Junto com essas cobranças, os partidos de esquerda, principalmente o PT, que tem a maior bancada, com 54 deputados, quiseram interferir diretamente na escolha do candidato.

O preferido dos petistas é Aguinaldo Ribeiro (PP), que foi ministro das Cidades de Dilma Rousseff. Aguinaldo é do mesmo partido de Arthur Lira, adversário de Rodrigo Maia que está com sua candidatura consolidada. Para tentar resolver esse impasse, há a possibilidade de Aguinaldo migrar para o PSL. A esquerda pode anunciar nas próximas horas a decisão de apoiar o grupo de Maia somente se o candidato for Aguinaldo.

O “PT raiz”, sobretudo a ala paulista do partido, se movimentou de ontem para hoje para tentar melar de vez a candidatura de Baleia Rossi, que é do MDB de Michel Temer, o vice que assumiu o Planalto após o impeachment de Dilma.

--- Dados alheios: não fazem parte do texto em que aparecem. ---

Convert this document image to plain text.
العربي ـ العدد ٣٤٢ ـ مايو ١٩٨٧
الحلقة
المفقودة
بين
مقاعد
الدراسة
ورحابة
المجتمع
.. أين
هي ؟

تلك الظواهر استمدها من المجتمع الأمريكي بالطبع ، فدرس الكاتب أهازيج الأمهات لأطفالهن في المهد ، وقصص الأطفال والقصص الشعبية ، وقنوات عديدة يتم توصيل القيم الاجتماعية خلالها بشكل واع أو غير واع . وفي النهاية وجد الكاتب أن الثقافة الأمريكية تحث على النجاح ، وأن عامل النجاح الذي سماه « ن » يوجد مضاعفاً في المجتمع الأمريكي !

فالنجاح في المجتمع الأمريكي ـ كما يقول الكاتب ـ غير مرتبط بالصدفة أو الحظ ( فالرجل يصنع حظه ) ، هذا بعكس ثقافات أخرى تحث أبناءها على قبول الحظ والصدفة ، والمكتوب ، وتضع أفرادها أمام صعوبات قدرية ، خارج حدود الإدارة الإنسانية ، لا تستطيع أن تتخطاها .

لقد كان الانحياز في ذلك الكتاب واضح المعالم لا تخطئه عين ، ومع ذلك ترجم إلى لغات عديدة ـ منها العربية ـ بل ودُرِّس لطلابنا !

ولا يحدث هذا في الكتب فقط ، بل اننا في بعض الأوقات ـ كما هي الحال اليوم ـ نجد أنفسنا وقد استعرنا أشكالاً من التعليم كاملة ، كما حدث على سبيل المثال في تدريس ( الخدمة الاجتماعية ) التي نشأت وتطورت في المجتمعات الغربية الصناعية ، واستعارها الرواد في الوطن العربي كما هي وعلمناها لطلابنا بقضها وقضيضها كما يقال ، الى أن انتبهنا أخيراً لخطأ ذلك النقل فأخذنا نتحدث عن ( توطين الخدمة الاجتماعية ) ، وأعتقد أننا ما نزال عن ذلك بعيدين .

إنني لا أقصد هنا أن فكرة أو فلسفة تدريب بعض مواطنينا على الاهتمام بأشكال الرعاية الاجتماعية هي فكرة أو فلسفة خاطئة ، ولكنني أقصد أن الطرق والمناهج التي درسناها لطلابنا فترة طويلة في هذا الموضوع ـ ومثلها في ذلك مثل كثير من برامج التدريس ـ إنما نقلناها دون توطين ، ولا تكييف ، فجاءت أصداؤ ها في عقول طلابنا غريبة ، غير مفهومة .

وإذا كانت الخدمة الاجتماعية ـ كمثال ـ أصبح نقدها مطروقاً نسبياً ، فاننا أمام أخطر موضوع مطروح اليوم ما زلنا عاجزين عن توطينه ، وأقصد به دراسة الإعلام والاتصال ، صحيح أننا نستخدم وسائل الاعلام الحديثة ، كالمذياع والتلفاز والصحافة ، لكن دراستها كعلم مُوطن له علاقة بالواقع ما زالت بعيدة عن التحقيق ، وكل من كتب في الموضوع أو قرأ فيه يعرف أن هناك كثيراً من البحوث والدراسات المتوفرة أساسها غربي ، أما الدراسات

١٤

Foram os petistas de São Paulo que costuraram as declarações de Dilma contra Baleia, vendido por ele como “plano B de Bolsonaro”. Esse grupo passou a resistir à candidatura de Baleia também pelo fato de ele ser próximo a João Doria (PSDB).

Enquanto isso, o senador Ciro Nogueira, o lulista que se transformou em bolsonarista, presidente nacional do PP, tenta, nos bastidores, um acordão para unir o Centrão e tornar a candidatura de Arthur Lira a única do grupo político, isolando o PT e o restante da esquerda.